8. In addition to this, he also placed before this Court one of the Office Memorandum of the Ministry of Corporate Affairs, Government of India dated 05.06.2024, wherein a reference of Central Act No.18 of 2013 has been given wherein there is reference of the applicant’s company and submits that official concerned exceeded their jurisdiction by registering multiple FIRs. It is very strange that in this case, as informed to this Court by learned counsel for the applicant that as many as, 200 FIRs have been registered with the same nature of allegation.

9. Apart from this, learned counsel for the applicant submits that Co-ordinate Bench of this Court also granted bail in another FIR in reference to which two orders have been placed before this Court one order passed by Co-ordinate Bench in BA1 No.88 of 2025, which relates to FIR No.484 of 2023 and another one relates to FIR No. 418 of 2023.

10. Learned counsel for the applicant submits that there are various FIRs’ have been lodged against the applicant against self same offence and in more than 190 cases the applicant has been released on bail by different High Courts including this High Court.

11. Learned State Counsel has not disputed that present applicant have been enlarged on bail by the Co-ordinate Bench.
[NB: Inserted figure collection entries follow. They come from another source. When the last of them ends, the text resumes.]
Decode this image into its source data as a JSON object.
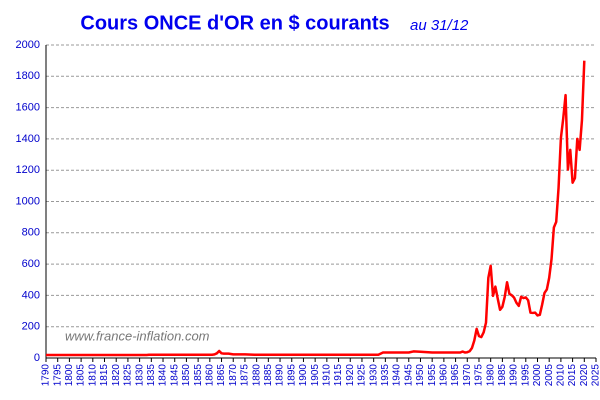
{
  "chart_data": {
    "type": "line",
    "title": "Cours ONCE d'OR en $ courants",
    "subtitle": "au 31/12",
    "annotation": "www.france-inflation.com",
    "color": "#ff0000",
    "x": [
      1790,
      1833,
      1834,
      1861,
      1862,
      1863,
      1864,
      1865,
      1866,
      1868,
      1870,
      1875,
      1879,
      1932,
      1934,
      1945,
      1947,
      1950,
      1955,
      1967,
      1968,
      1969,
      1970,
      1971,
      1972,
      1973,
      1974,
      1975,
      1976,
      1977,
      1978,
      1979,
      1980,
      1981,
      1982,
      1983,
      1984,
      1985,
      1986,
      1987,
      1988,
      1989,
      1990,
      1991,
      1992,
      1993,
      1994,
      1995,
      1996,
      1997,
      1998,
      1999,
      2000,
      2001,
      2002,
      2003,
      2004,
      2005,
      2006,
      2007,
      2008,
      2009,
      2010,
      2011,
      2012,
      2013,
      2014,
      2015,
      2016,
      2017,
      2018,
      2019,
      2020
    ],
    "values": [
      19.39,
      19.39,
      20.67,
      20.67,
      23,
      30,
      45,
      30,
      28,
      28,
      23,
      23,
      20.67,
      20.67,
      35,
      35,
      42,
      40,
      35,
      35,
      41,
      35,
      37,
      43,
      64,
      112,
      186,
      140,
      134,
      164,
      226,
      512,
      589,
      397,
      456,
      380,
      308,
      327,
      390,
      484,
      410,
      401,
      386,
      353,
      333,
      391,
      383,
      387,
      369,
      290,
      288,
      290,
      272,
      276,
      342,
      416,
      438,
      513,
      632,
      834,
      870,
      1087,
      1405,
      1531,
      1680,
      1204,
      1330,
      1120,
      1150,
      1400,
      1330,
      1520,
      1900
    ],
    "xlim": [
      1790,
      2025
    ],
    "xticks": [
      1790,
      1795,
      1800,
      1805,
      1810,
      1815,
      1820,
      1825,
      1830,
      1835,
      1840,
      1845,
      1850,
      1855,
      1860,
      1865,
      1870,
      1875,
      1880,
      1885,
      1890,
      1895,
      1900,
      1905,
      1910,
      1915,
      1920,
      1925,
      1930,
      1935,
      1940,
      1945,
      1950,
      1955,
      1960,
      1965,
      1970,
      1975,
      1980,
      1985,
      1990,
      1995,
      2000,
      2005,
      2010,
      2015,
      2020,
      2025
    ],
    "ylim": [
      0,
      2000
    ],
    "yticks": [
      0,
      200,
      400,
      600,
      800,
      1000,
      1200,
      1400,
      1600,
      1800,
      2000
    ],
    "grid": true
  }
}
He also admits that present applicant has been granted interim bail in five bail applications by this Court on 04.08.2025.

12. After hearing the learned counsel for the parties and further taking into consideration that on the same set of allegations almost more than 200 FIRs have been lodged, this Court is of the view applicant deserves for bail.

13. Accordingly, without expressing any opinion on the merit of the case, bail application is allowed.

14. Let the applicant – Kuldeep Nandrajog S/o Satpal Nandrajog, be enlarged on bail on furnishing his personal bond and two sureties each of the like amount to the satisfaction of the court concerned.